La Fed proposera-t-elle bientôt un plan d’attaque pour les taux d’intérêt?
Pour l’instant, 2022 ne ressemble guère à 2021. La différence se ressent d’emblée: début janvier, les principales bourses de Wall Street cotaient encore à des niveaux (proche des) records, mais désormais, certaines sont officiellement entrées en territoire de correction. Le méga-indice technologique, le Nasdaq, a notamment dégringolé de près de 14% par rapport à son sommet avant le week-end. De même, le S&P 500 (-8,4% par rapport au sommet) et le Dow Jones (-6,89%) sont récemment tombés en deçà de leur moyenne glissante sur 200 jours, un niveau de support populaire parmi les analystes techniques. De son côté, avec des pertes pour l’heure inférieures à 5%, l’EuroStoxx60 résiste mieux. Soulignons néanmoins que même avec les performances de 2020 et 2021, l’indice paneuropéen n’a pas encore renoué avec les records des années 2000.
Précisons qu’après l’une des meilleures années boursières de l’histoire, une correction est aussi normale que nécessaire. Cela s’est d’ailleurs produit à plusieurs reprises l’an dernier, même si les baisses n’avaient pas dépassé 5%. Entre-temps, les chasseurs de bonnes affaires sont déjà entrés en scène. Les taux d’intérêt plancher ne disparaîtront pas du jour au lendemain, affirment-ils. Ils soutiennent ainsi les cours, tant sur la base de l’absence d’alternatives d’investissement (“TINA”) que du point de vue de la valorisations des actifs. Mais ces derniers mois, cet argument de taux d’intérêt est devenu de plus en plus fragile…
Et la Fed en est la principale responsable. Récemment, le revirement abrupt de la banque centrale américaine a lancé certaines dynamiques. Vu la persistance du taux d’inflation élevé (>7% en décembre), les conditions monétaires extrêmement souples seront rapidement démantelées. Cette perspective a propulsés à la hausse les taux obligataires (réels) américains. Au cours des deux premières semaines de janvier, la courbe des taux a ainsi gagné entre 25 et 40 points de base. Jusqu’à présent, la hausse des taux d’intérêt a donné le ton (pessimiste) aux bourses. Maintenant, le marché est retombé dans un schéma risk-off plus classique, les obligations américaines jouant le rôle de valeur refuge (ce qui fait donc à nouveau baisser leurs taux). Mais la tendance générale ne s’arrêtera pas là, au contraire.

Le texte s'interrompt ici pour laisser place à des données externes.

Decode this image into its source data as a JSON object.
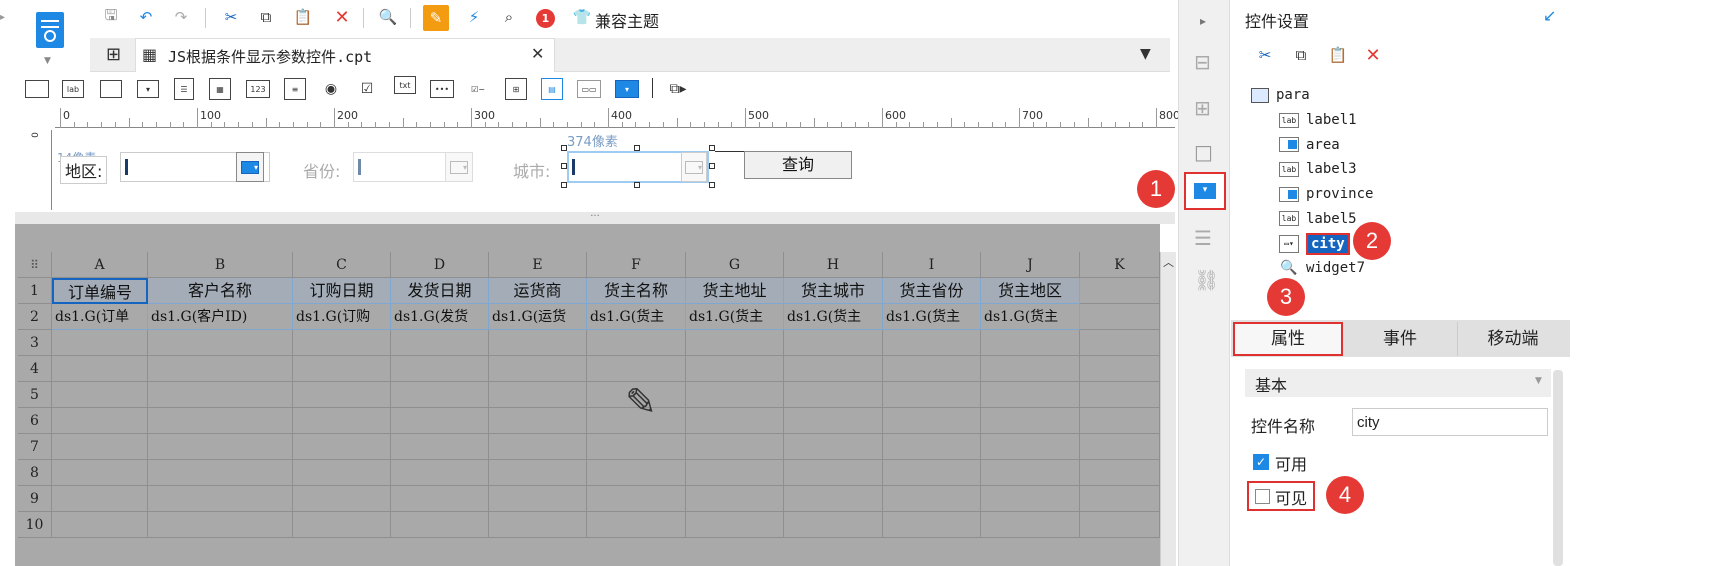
{
  "toolbar": {
    "notify_count": "1",
    "theme_label": "兼容主题"
  },
  "tab": {
    "file_name": "JS根据条件显示参数控件.cpt"
  },
  "widget_palette": [
    "lab",
    "123",
    "txt"
  ],
  "ruler": {
    "ticks": [
      "0",
      "100",
      "200",
      "300",
      "400",
      "500",
      "600",
      "700",
      "800"
    ]
  },
  "param_panel": {
    "size_hint_left": "14像素",
    "size_hint_top": "374像素",
    "area_label": "地区:",
    "province_label": "省份:",
    "city_label": "城市:",
    "query_button": "查询",
    "splitter": "···"
  },
  "sheet": {
    "columns": [
      "A",
      "B",
      "C",
      "D",
      "E",
      "F",
      "G",
      "H",
      "I",
      "J",
      "K"
    ],
    "rows": [
      "1",
      "2",
      "3",
      "4",
      "5",
      "6",
      "7",
      "8",
      "9",
      "10"
    ],
    "header_row": [
      "订单编号",
      "客户名称",
      "订购日期",
      "发货日期",
      "运货商",
      "货主名称",
      "货主地址",
      "货主城市",
      "货主省份",
      "货主地区"
    ],
    "data_row": [
      "ds1.G(订单",
      "ds1.G(客户ID)",
      "ds1.G(订购",
      "ds1.G(发货",
      "ds1.G(运货",
      "ds1.G(货主",
      "ds1.G(货主",
      "ds1.G(货主",
      "ds1.G(货主",
      "ds1.G(货主"
    ]
  },
  "right_panel": {
    "title": "控件设置",
    "tree": {
      "root": "para",
      "items": [
        {
          "label": "label1",
          "icon": "lab"
        },
        {
          "label": "area",
          "icon": "combo"
        },
        {
          "label": "label3",
          "icon": "lab"
        },
        {
          "label": "province",
          "icon": "combo"
        },
        {
          "label": "label5",
          "icon": "lab"
        },
        {
          "label": "city",
          "icon": "tree-combo",
          "selected": true
        },
        {
          "label": "widget7",
          "icon": "query"
        }
      ]
    },
    "tabs": [
      "属性",
      "事件",
      "移动端"
    ],
    "section": "基本",
    "name_label": "控件名称",
    "name_value": "city",
    "enabled_label": "可用",
    "enabled": true,
    "visible_label": "可见",
    "visible": false
  },
  "annotations": [
    "1",
    "2",
    "3",
    "4"
  ],
  "colors": {
    "accent": "#1e88e5",
    "annotation": "#e53935",
    "selection": "#1565c0"
  }
}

Mercredi, Powell et ses collègues se réuniront pour la première fois cette année. Nous nous attendons à la présentation d’un plan d’attaque pour le cycle des taux. D’après les derniers commentaires de la Fed, les analystes sont unanimes pour dire que le coup d’envoi aura lieu en mars. Nous tablons sur une normalisation rapide: quatre relèvements des taux successifs de 25 points de base chacun. Il est possible qu’il y en ait davantage (plus de relèvement ou des relèvements à un taux plus élevé), dans l’hypothèse tout à fait plausible où le taux d’inflation diminuerait moins vite que la Fed ne l’espère. Les achats nets d’obligations prendront fin au plus tard en mars. La Fed réduira naturellement l’ampleur de son portefeuille gigantesque en ne réinvestissant plus les fonds provenant d’obligations arrivées à échéance. De plus en plus de gouverneurs de la Fed déclarent que cela pourrait se faire “assez rapidement” après le premier rehaussement des taux; dans notre scénario, ce serait “après le quatrième relèvement au mois de juin”. Selon nous, un tel trajet de normalisation accéléré, avec les risques associés, n’est pas encore (entièrement) pris en compte par les marchés. Pour le taux directeur, par exemple, le marché table sur un seul relèvement par réunion trimestrielle. Mais vu les circonstances exceptionnelles actuelles, cette pratique traditionnelle est dépassée. C’est pourquoi nous maintenons nos prévisions de taux à la hausse: le taux américain à dix ans clôturera l’année 2022 bien au-dessus de 2%.